NB: equals to the lag that we get with digi device and the internet. This is commonplace now in personal viewing. 

highlights the moving image - the images between motion and the motion images themselves that.. what are these in-between frames? it is played frame by frame but you can clearly see in most cases of major motion a transparent double of two different frames. is this effect in the process of capturing the image or of projecting the image. that is a little confusing as the motion picture camera should in theory capture individual images and the playing of them in fast motion will trick it into movement. the scenes of fast motion are so interesting. the complete blur of the final knife plunge is really hypnotic. the fast motion of the water falling means that the water is mostly in focus and vivid drops, and yet the body/movement is blurred.  like a rotating wheel and the trick of movement, the water looks like it is going backwards

slowing down the scenes that in reality speed function in a way that is nearly subconscious 0- too fast to clearly read them, but enough to gather the illustrated picture of violence and speed and death, here the speed is slowed to the point where the comprehensible shots seem looong as fuck, almost to absurdity.  

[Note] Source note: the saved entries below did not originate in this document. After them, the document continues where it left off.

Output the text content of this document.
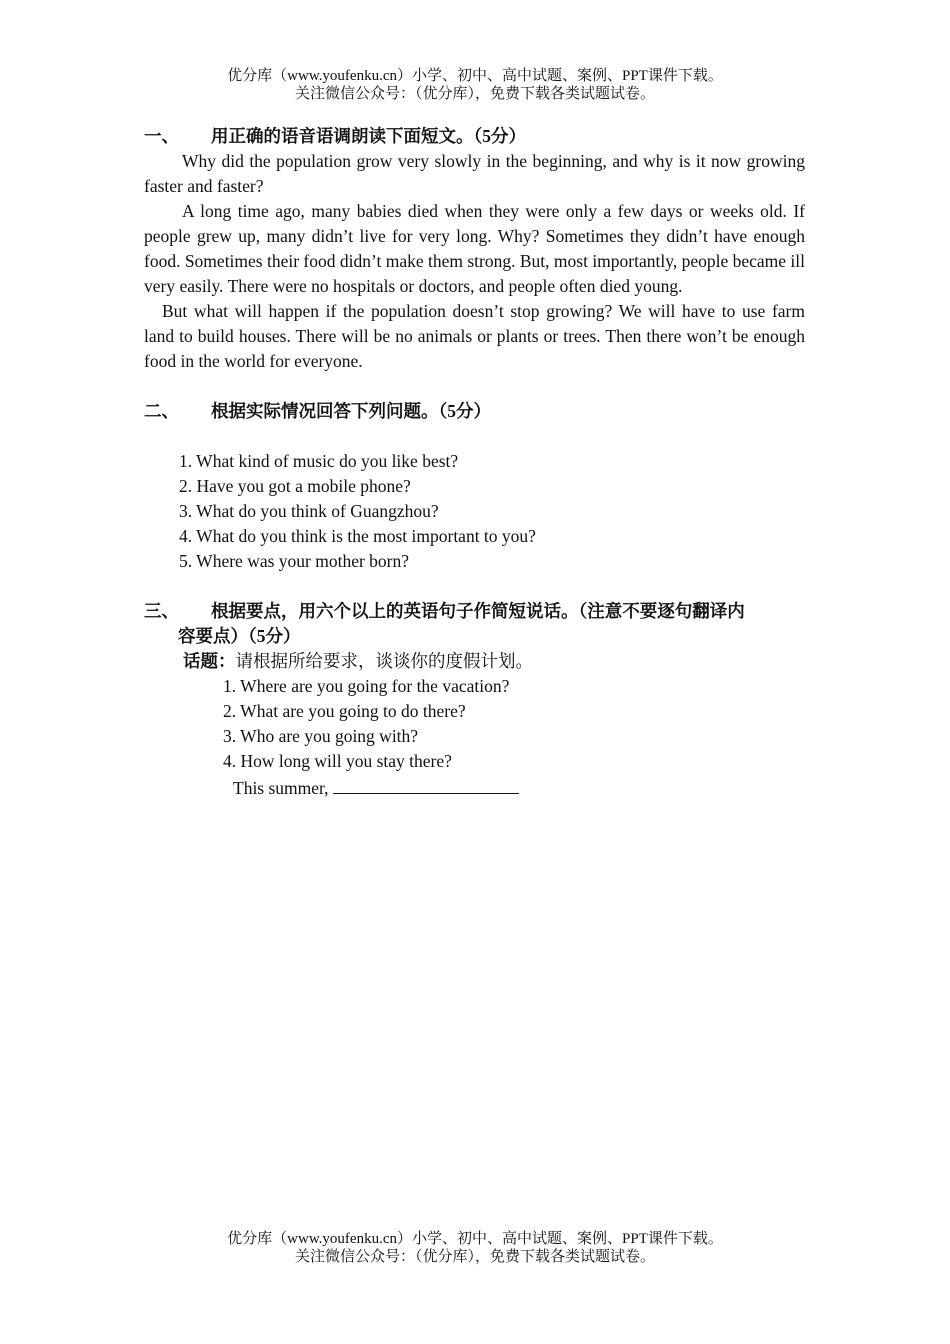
优分库（www.youfenku.cn）小学、初中、高中试题、案例、PPT课件下载。
关注微信公众号：（优分库），免费下载各类试题试卷。
一、	用正确的语音语调朗读下面短文。（5分）
Why did the population grow very slowly in the beginning, and why is it now growing faster and faster?
A long time ago, many babies died when they were only a few days or weeks old. If people grew up, many didn’t live for very long. Why? Sometimes they didn’t have enough food. Sometimes their food didn’t make them strong. But, most importantly, people became ill very easily. There were no hospitals or doctors, and people often died young.
But what will happen if the population doesn’t stop growing? We will have to use farm land to build houses. There will be no animals or plants or trees. Then there won’t be enough food in the world for everyone.
二、	根据实际情况回答下列问题。（5分）
1. What kind of music do you like best?
2. Have you got a mobile phone?
3. What do you think of Guangzhou?
4. What do you think is the most important to you?
5. Where was your mother born?
三、	根据要点，用六个以上的英语句子作简短说话。（注意不要逐句翻译内
容要点）（5分）
话题：请根据所给要求，谈谈你的度假计划。
1. Where are you going for the vacation?
2. What are you going to do there?
3. Who are you going with?
4. How long will you stay there?
This summer,
优分库（www.youfenku.cn）小学、初中、高中试题、案例、PPT课件下载。
关注微信公众号：（优分库），免费下载各类试题试卷。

this scene of psycho is interesting to use in itself - the villains female that deserves to die, the castrated male. From memory i think that Hitcock was really interested in Freud? All of this ties back to the monstrous feminine…


Just a great example of what playing with time in film can produce. It’s just something that really fascinates me - this illusion and our state of believing? gullibility? An interesting reflection on what our eyes and brain do to the outside world. Just makes me think that our perception and experience of an event or thing is totally different from what that thing actually is. While film and cinema has become something that is a shared experience, every individuals perception will be different? Or is it that we have investigated the eye and the vision that the eye produces so much that we can pinpoint the experience of the viewer - in regular film, say a long-shot. But once you start to play with these factors that mimic the eyes real-life input, you start to play with peoples perception (i.e. the edition of editing). once this perception is ingrained to be used to something (i.e. editing of a conversation in traditional cinema, using the 360 degree rule; basic editing of time lapse = distance etc)  Playing with that brings our base experience further up to a new level (we automatically read film in a way that can make time lapses etc), where the next cinematic technique/technology is played with and it keeps going up. The idea of levelling up the human perception to have an ingrained knowledge of cinema and technology as a natural and unconscious reading is really interesting to me - it is like a language and that we can all speak it fluently without thinking. What happens is that more “words” are added, different languages? (ie technologies are added). With art you can totally hang this upside down and play with this cinematic language so that it confuses a persons perception of film, and therefore really the real world right? Because these cognitive actions are so inherent and unconscious that we start to wonder about everything? Nothing is really real and everything is a construct.